第百二十九話 ディアローズ、荒れる

 翌朝。総旗艦"オーデルバンセン"の艦橋を、ディアローズがうろうろと歩き回っていた。その表情は憔悴しきっており、目の下には大きな隈がある。驚くべきことに、彼女は気絶から目覚めて以降一睡もしていなかった。輝星に逃げられたショックで、寝ようとしても寝られなくなってしまったのだ。


「で、殿下……少し落ち着いてください。マグロじゃないんですから、そんなに動き回らなくても……」


「誰がマグロだ!」


 部下の諫言にも耳を貸す様子はなく、ディアローズは苛立たしげに怒鳴った。


「そんなことより、反乱軍どもはまだ見つからんのか!」


「は、はい……残念ながら。偵察機は飛ばしているのですが……」


「くっ……能無しの駄犬どもめ!」


 口汚く罵るディアローズ。だが対する部下たちの反応はしらけたものである。男を手籠めにしようとした挙句反撃され、実の妹に気絶させられた女を畏れろというほうが無理がある。今ここに残っている部隊はヴァレンティナの反乱に参加しなかった者ばかりだが、しかしだからといってディアローズに忠誠を誓っているかといえばそうでもない様子だった。

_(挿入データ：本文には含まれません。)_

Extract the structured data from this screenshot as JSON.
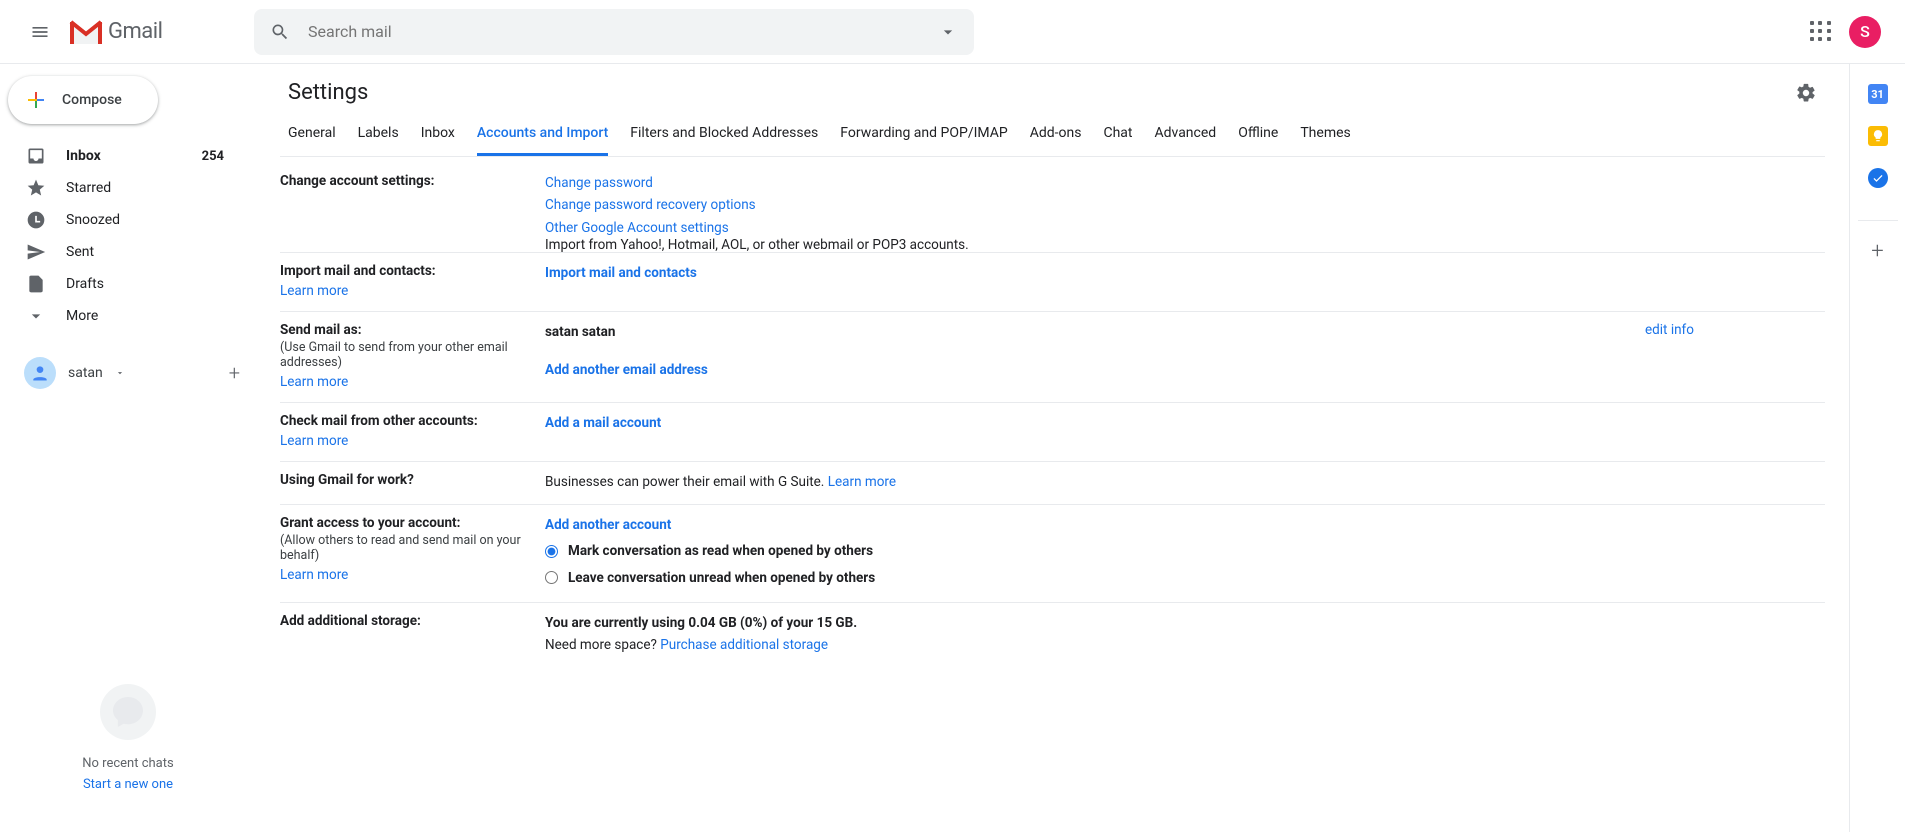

 とはいえ、当の本人であるディアローズはそんなことを考えている余裕など微塵もなかった。頭の中では後悔ばかりがぐるぐると渦巻いている。


(失敗した……)


 口を一文字に結びながら、ディアローズは深い深いため息を吐く。


(鞭で打ったりしたから、逃げられたのだ。わらわが間違っていた……。縛られるのはわらわで良かったし、鞭で打たれるのもわらわであるべきだったのだ!)

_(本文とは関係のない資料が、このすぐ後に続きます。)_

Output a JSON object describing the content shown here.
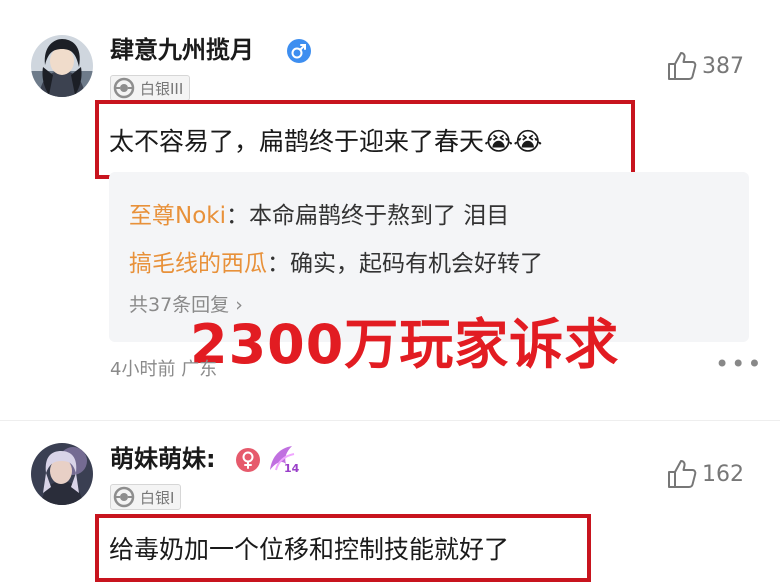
{
  "comments": [
    {
      "username": "肆意九州揽月",
      "gender_icon": "male-icon",
      "level": "白银III",
      "likes": "387",
      "text": "太不容易了，扁鹊终于迎来了春天😭😭",
      "replies": [
        {
          "author": "至尊Noki",
          "text": "：本命扁鹊终于熬到了 泪目"
        },
        {
          "author": "搞毛线的西瓜",
          "text": "：确实，起码有机会好转了"
        }
      ],
      "reply_count": "共37条回复 ›",
      "time": "4小时前",
      "location": "广东",
      "more": "•••"
    },
    {
      "username": "萌妹萌妹:",
      "gender_icon": "female-icon",
      "extra_badge": "14",
      "level": "白银I",
      "likes": "162",
      "text": "给毒奶加一个位移和控制技能就好了"
    }
  ],
  "overlay_caption": "2300万玩家诉求",
  "colors": {
    "highlight_border": "#c8141e",
    "reply_author": "#e8913a",
    "overlay_text": "#e21c22",
    "male_badge": "#3d8ef0",
    "female_badge": "#e65a6c"
  }
}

 輝星がこの心の声を聞けば、『違う、そうじゃない』とツッコミを入れていたことだろう。しかし、とうとう自分の本当の性癖を自覚してしまったディアローズは、後悔と寝不足の合わせ技で思考を暴走させ続ける。


(とにかく今はさっさと反乱軍を叩きのめし、速やかに輝星を奪還せねば……。そしてしっかりと謝罪し、オシオキを貰わねば……)


 疲労・不眠のせいで彼女はすっかりおかしくなっていた。ブツブツとよくわからないことを呟きながら、突如にへらと緩んだ笑みを浮かべたディアローズに幕僚が不気味なものを見るような目を向ける。


「しかし……離反者の数は、あまりにも多い。半数以上が寝返ったわけですから……。殿下、いかがされるおつもりです? 正面から当たれば、我々も無傷では済まないのでは」


 敵は当然、ヴァレンティナ派だけではない。皇国もいるのだ。この二者が結託する可能性は、十二分に考えられた。


「ふん……そんなことか。それならば、何とでもなる。貴様らが気にする必要はない」


 ディアローズは馬鹿にしたような表情で肩をすくめ、豊満な胸を張って答えた。幕僚は訝し気な様子で聞き返す。


「と、おっしゃられますと……?」


「反乱軍などと言っても、連中は別に我が愚妹の人徳に惚れて離反したわけではない。あの北斗輝星の色香に血迷って行動を起こしただけだ」


 自分も輝星の色香に血迷っていることを棚に上げつつ、ディアローズはニヤリと笑って手をひらひらと振る。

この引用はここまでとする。